The original dot-com bubble was an empty canvas that quickly filled up with overnight, more-talk-than-substance sensations.
Corporate websites littered with hijacked stock photography made you seem big even though you were small. Programming teams were precariously assembled. Get them in a room together, rough out the specs, deploy some code to a set of clunky servers, and start selling scented toys for pet chihuahuas.
Back then, a team of programmers was typically relegated away from the front lines of clients and customers. Let the men and women in sharp suits with the grab-bag of buzzwords sell your product while the tech group toils away, carving out each line of code.
Programmers were also specialists. You put out casting calls for a Java developer, a PHP programmer, or an Oracle DBA. Their merit was simply defined by how well they could program.
Today, small web shops—I mean really small web shops—are building apps that reach well beyond the underground cult of web geeks. And it’s often the programming team running the show.
Take Threadless, an online T-shirt-design-competition-turned-$30-million-a-year business. Or 37signals, makers of web-based productivity apps that are used by your mom-and-pop shop as much as by a company like Adidas or Kellogg’s. Or Campaign Monitor, an email marketing software company that now boasts more than 100,000 customers.
These are the golden children of the web industry today: Web-based, programmer-driven businesses running on well fewer than 100 people. Their meteoric rise began, not with VC-funded, empty promises of business grandeur, but rather with a core group of developers building something real out of a few simple ideas. Peldi Guilizzoni left Adobe’s development team to launch Balsamiq as a one-man software company building mockup tools. Now, he runs a multi-million-dollar-a-year company, and it all started with the programmer at the helm.
Today, there are countless other small, hugely successful web shops running with fewer than a few dozen people on staff. And when you’re part of a company that small, your programmers are also your marketers, your business development people, and your customer support team. The new business programmer has to be capable of much more than simply programming.
Speak, write, support
For my company’s flagship product, DoneDone, a web-based issue tracking tool used by thousands of people in more than 60 countries, we make it clear that our developers are the customer service team. Our mugs are right there on the support page. There’s no 1-800 number, and we don’t reduce customer service to a printed manual. When a customer sends us a bug, it goes directly to one of the four of us. We try to fix problems fastidiously or offer sound short-term workarounds. It’s a very human process.
That is one of the advantages a small shop can claim over a larger one. We can afford to be personal and utterly transparent. This means that the new small business programmer has to communicate well.
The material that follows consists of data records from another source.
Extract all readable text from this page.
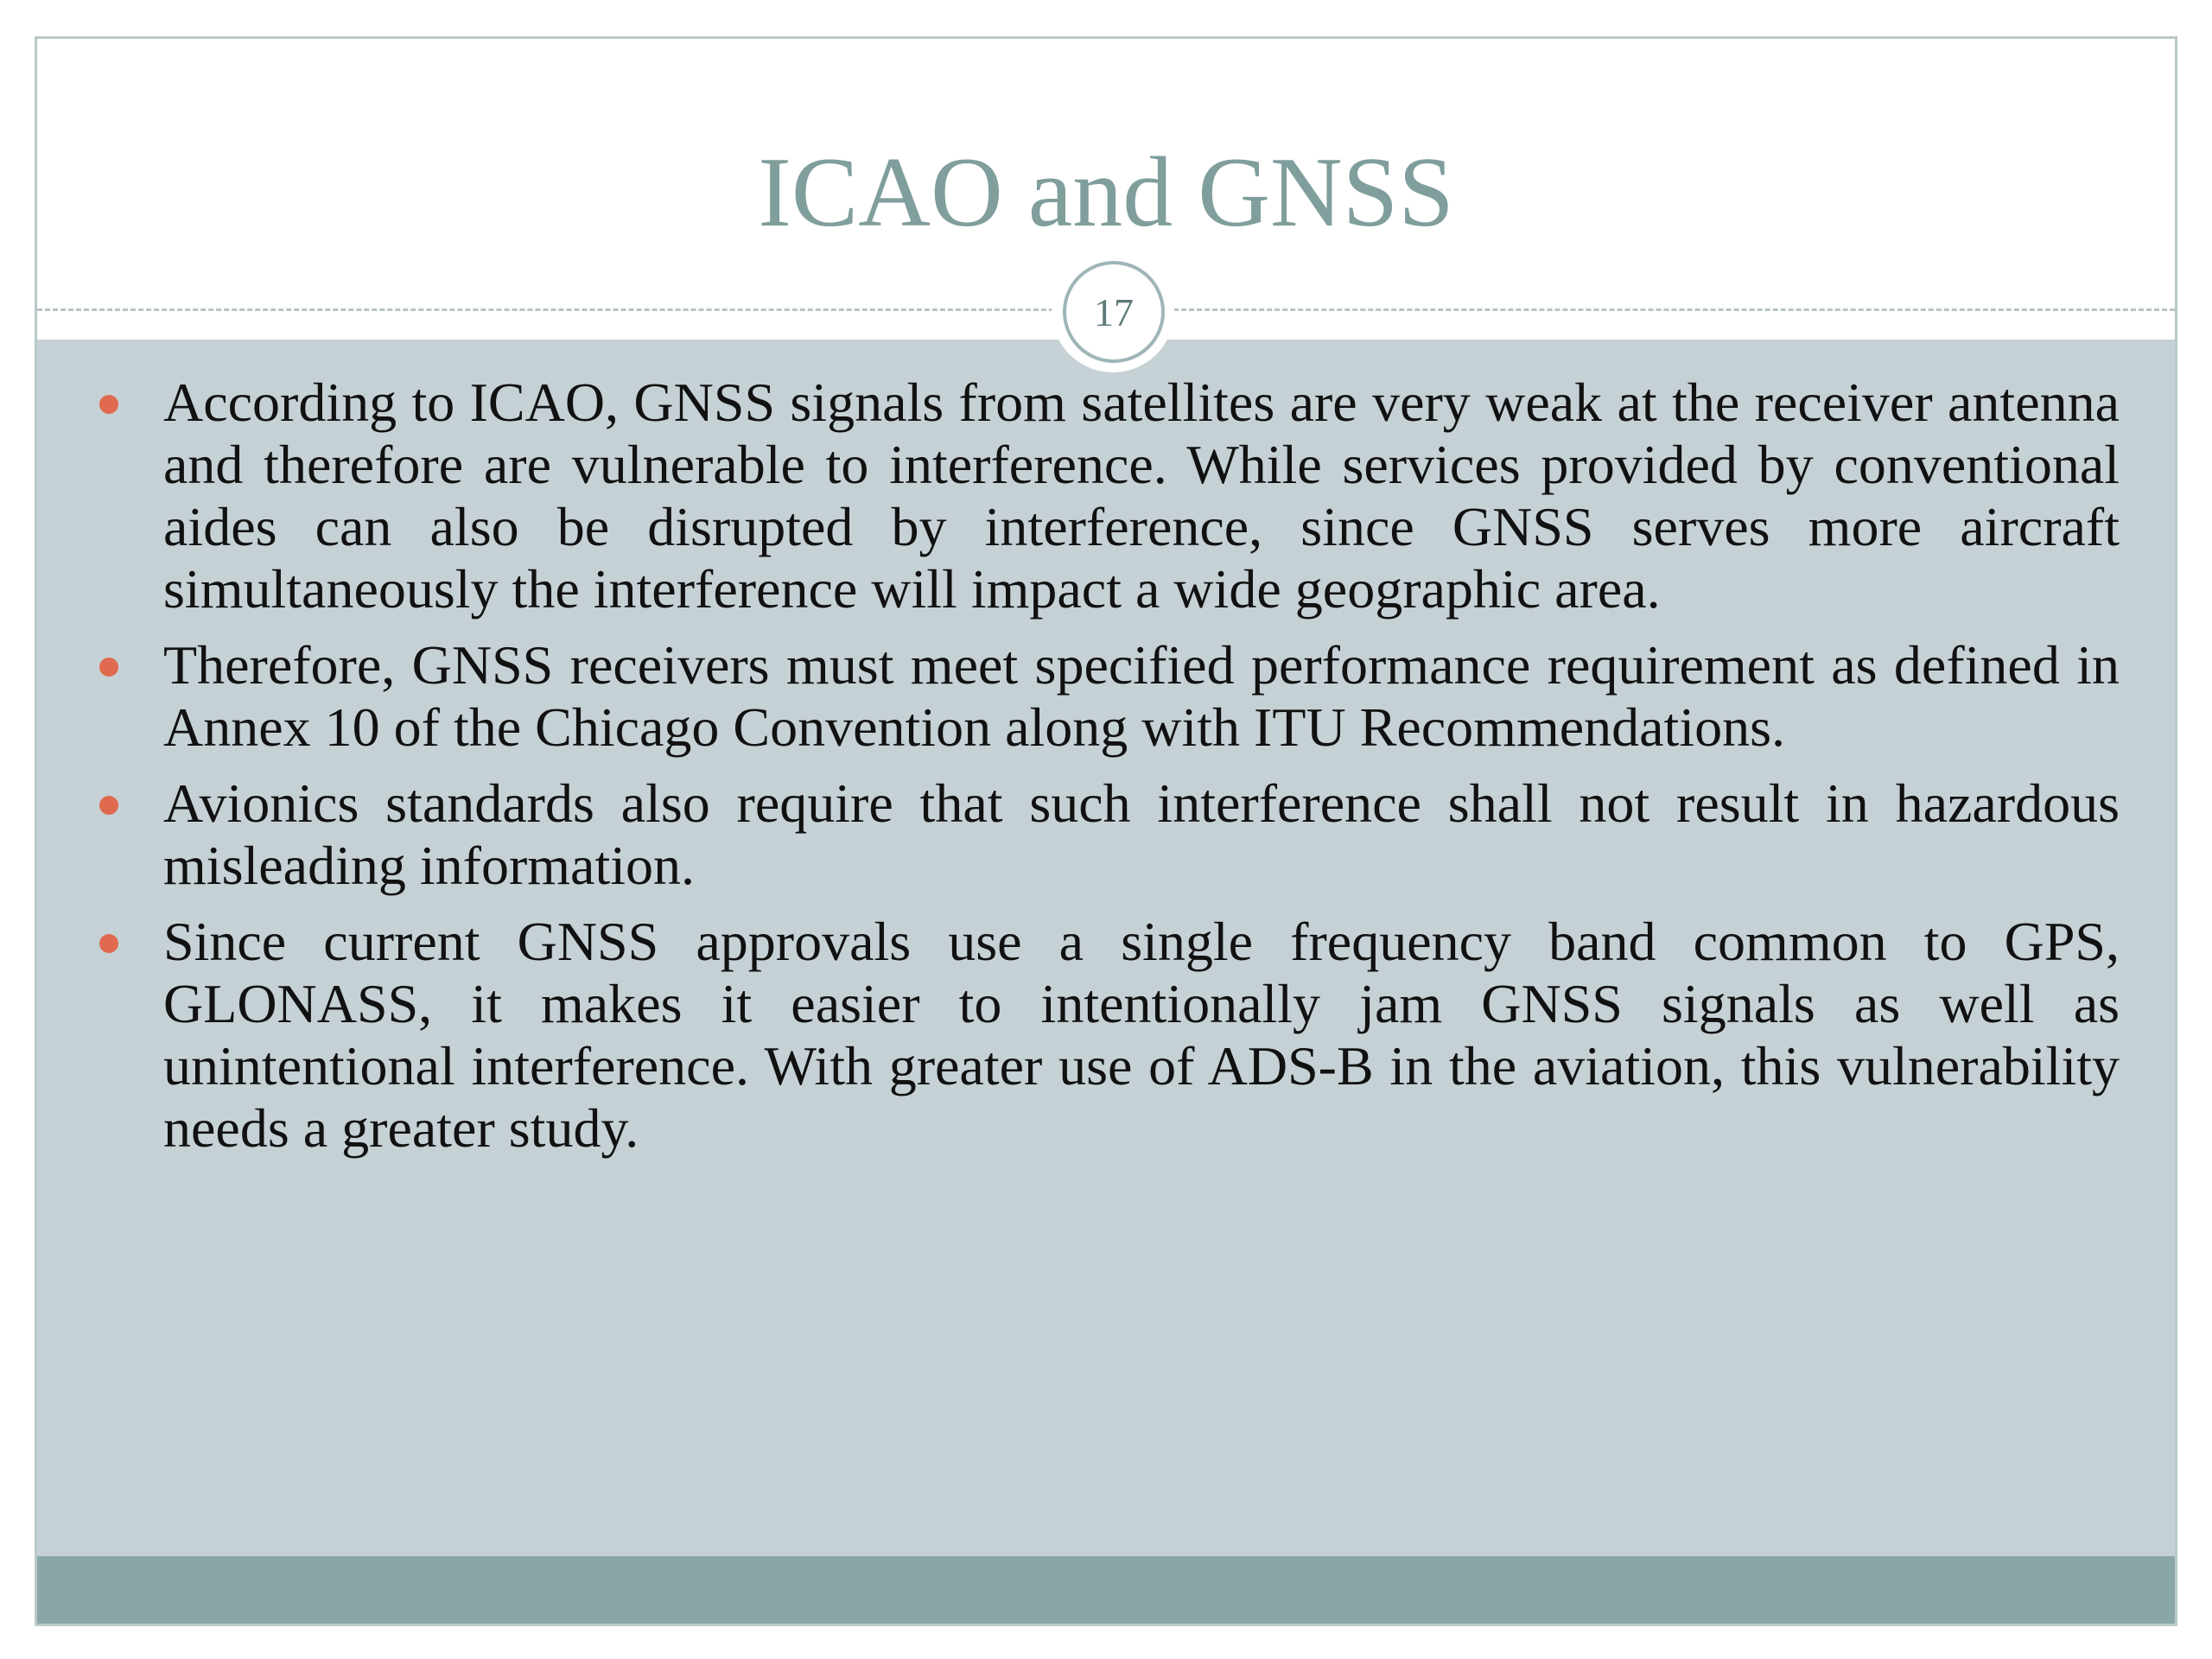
ICAO and GNSS
17
According to ICAO, GNSS signals from satellites are very weak at the receiver antenna and therefore are vulnerable to interference. While services provided by conventional aides can also be disrupted by interference, since GNSS serves more aircraft simultaneously the interference will impact a wide geographic area.
Therefore, GNSS receivers must meet specified performance requirement as defined in Annex 10 of the Chicago Convention along with ITU Recommendations.
Avionics standards also require that such interference shall not result in hazardous misleading information.
Since current GNSS approvals use a single frequency band common to GPS, GLONASS, it makes it easier to intentionally jam GNSS signals as well as unintentional interference. With greater use of ADS-B in the aviation, this vulnerability needs a greater study.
Diversification over specialization
In just 15 years, we went from 56k modem connections to T1s to Wi-Fi. We went from desktops to laptops to tablets to mobile devices. We’ve gone from 800 x 600 standard resolutions to mobile screens and 1600-pixel-plus displays. We’ve evolved from static sites to Flash apps to jQuery and HTML5. Page-by-page development to MVC frameworks. Dedicated servers to spinning up servers in the Cloud.
What matters now isn’t which languages you’re comfortable in, but your ability to adapt to different ones. Regardless of which development stack you started on, the underlying best practices of programming are the same. The goals of a successful web app will always be fixed. Speed, features, and an intuitive UI are concepts that won’t be fading anytime soon.
The programming-business bridge
The new tech buzzword of the day isn’t “cloud”, it’s “DevOps.” While the name might end up sharing space with “Information Superhighway” in our modern-day vernacular trash bin, the idea behind the DevOps movement has more staying power.
The DevOps engineer is a new breed of technical thinker, specially geared toward impacting a small-in-size business with big ideas. This kind of engineer possesses a technical mind that can look at technology in two broad vectors.
First, she’s technology agnostic. A DevOps engineer is multi-disciplinary, as comfortable with hardware infrastructure, as with database tuning, or application testing. Everything “tech” is just part of a toolset to get a solid web app off the ground.
A DevOps engineer also understands business goals. No longer are we relegating programmers to one room and the business team to the other. Today, a programmer can be equally concerned about why he’s building something as he is with what he’s building. Moving from a dedicated server environment into the cloud? Today’s programmer should be able to gather technical feasibility alongside monetary impact and business benefits. In today’s small web businesses, the hard gap between programmer mind and the business mind is quickly eroding.
So, who is the new business programmer? For starters, it’s someone whose reach goes well beyond just writing code.